In some respects, it felt like a mid-season game. Rivers stood on the sideline scrutinizing the action and occasionally calling out to the players. A scoreboard kept track of the points. Referees called fouls and sent players to the free throw line. And Pierce challenged some of the calls, even arguing with Brian Scalabrine at one point about whether his hand had been slapped.

“A great practice,” Kevin Garnett said in an interview after the scrimmage was over and he had finished having a turn getting fed ball after ball to practice outside jump shots. “Very high intensity always,” he said, “a lot of hard work, diving on the floor, Doc talking trash to us.”

Rivers, he said, had to calm things down a bit.

“This is what makes us better,” Garnett said. “The fire is definitely in the belly.”

The players put ice packs on their knees after finishing and then headed outside to the team bus. Fans were waiting for them at the edge of a cordoned-off pathway.

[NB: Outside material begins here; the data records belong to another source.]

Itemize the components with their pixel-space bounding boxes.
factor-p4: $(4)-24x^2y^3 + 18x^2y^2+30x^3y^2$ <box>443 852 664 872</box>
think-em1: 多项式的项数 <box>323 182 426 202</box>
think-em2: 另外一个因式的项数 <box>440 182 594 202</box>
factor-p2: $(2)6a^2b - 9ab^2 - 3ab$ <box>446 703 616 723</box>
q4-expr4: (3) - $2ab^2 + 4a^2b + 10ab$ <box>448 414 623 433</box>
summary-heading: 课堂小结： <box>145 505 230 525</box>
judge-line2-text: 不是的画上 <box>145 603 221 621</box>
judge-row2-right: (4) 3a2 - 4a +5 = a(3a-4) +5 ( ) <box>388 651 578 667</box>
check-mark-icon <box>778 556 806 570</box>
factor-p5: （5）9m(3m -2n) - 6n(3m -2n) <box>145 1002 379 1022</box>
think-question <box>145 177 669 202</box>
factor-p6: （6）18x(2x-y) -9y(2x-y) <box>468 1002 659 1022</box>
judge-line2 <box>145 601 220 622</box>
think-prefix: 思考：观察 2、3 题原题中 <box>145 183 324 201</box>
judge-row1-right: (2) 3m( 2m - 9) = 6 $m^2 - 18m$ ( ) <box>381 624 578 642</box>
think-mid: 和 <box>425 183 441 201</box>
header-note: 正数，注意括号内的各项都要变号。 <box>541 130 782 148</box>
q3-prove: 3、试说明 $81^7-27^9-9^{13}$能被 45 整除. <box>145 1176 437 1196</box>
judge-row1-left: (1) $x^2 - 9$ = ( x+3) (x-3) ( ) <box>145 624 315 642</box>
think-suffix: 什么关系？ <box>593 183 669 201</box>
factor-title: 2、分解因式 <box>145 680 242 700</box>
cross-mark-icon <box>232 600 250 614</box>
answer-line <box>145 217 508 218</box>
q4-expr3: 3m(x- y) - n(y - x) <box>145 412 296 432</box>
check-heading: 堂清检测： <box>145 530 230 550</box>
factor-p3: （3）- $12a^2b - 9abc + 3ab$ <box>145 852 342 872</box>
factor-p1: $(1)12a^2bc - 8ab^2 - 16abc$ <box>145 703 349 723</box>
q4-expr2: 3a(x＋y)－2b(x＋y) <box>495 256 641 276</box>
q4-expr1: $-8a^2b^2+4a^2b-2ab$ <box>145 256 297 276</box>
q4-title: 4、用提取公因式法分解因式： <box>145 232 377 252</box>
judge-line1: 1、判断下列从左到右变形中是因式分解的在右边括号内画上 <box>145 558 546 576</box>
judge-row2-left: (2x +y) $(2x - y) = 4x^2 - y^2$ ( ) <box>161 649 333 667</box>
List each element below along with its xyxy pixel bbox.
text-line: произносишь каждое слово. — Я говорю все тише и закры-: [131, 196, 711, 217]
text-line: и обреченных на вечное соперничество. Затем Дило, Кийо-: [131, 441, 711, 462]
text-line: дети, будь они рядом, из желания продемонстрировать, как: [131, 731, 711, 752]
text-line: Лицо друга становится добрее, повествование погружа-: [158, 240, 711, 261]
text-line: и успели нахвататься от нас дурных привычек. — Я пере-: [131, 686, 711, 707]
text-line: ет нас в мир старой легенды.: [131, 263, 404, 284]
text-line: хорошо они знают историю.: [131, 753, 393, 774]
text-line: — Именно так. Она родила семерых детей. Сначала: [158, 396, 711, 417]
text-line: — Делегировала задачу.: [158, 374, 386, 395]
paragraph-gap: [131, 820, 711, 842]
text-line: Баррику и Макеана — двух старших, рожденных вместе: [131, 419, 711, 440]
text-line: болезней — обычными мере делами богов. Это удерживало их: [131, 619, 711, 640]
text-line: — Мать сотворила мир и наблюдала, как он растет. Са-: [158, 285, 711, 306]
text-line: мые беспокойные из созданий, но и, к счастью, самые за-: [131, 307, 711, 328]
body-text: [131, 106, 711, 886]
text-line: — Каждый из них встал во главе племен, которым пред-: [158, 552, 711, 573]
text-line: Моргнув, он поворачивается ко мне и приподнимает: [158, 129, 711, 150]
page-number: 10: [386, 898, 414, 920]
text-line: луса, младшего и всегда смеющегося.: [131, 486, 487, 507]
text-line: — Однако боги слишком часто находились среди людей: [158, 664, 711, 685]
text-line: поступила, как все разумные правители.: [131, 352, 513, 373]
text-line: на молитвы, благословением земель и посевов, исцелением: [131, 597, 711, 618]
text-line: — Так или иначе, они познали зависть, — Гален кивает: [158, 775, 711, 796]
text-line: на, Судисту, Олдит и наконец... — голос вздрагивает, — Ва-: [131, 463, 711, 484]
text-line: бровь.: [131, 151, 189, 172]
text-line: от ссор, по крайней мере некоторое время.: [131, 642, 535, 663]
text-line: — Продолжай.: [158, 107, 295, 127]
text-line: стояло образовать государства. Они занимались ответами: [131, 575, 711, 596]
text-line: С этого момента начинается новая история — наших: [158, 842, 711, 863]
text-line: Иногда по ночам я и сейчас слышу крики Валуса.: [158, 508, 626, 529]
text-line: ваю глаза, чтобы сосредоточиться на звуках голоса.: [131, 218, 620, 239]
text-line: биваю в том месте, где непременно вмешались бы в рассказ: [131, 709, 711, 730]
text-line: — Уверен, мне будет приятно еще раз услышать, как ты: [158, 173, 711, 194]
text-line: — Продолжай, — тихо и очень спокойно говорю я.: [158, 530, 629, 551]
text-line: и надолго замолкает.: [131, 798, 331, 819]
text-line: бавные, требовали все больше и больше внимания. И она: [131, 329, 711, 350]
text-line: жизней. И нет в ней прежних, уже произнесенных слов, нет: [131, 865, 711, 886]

“Ray Allen! Ray Allen!” they called out when the star shooting guard emerged.

Nineteen-year-old Salve student Alison Ackley, who reluctantly admitted to skipping a literature class, waved to the players and snapped their photographs.

“I was hoping to get some pictures and a handshake. I got Paul Pierce’s,” Ackley said. She hoped to return again, but added, “I probably won’t skip class again.”

Ackley was thrilled to have won a ticket in a fundraising lottery for the Celtics annual “green on white” dress scrimmage on Saturday.

“I’m a huge Celtics fan my whole life. I’m not used to them being good,” she said. “This is exciting for me.”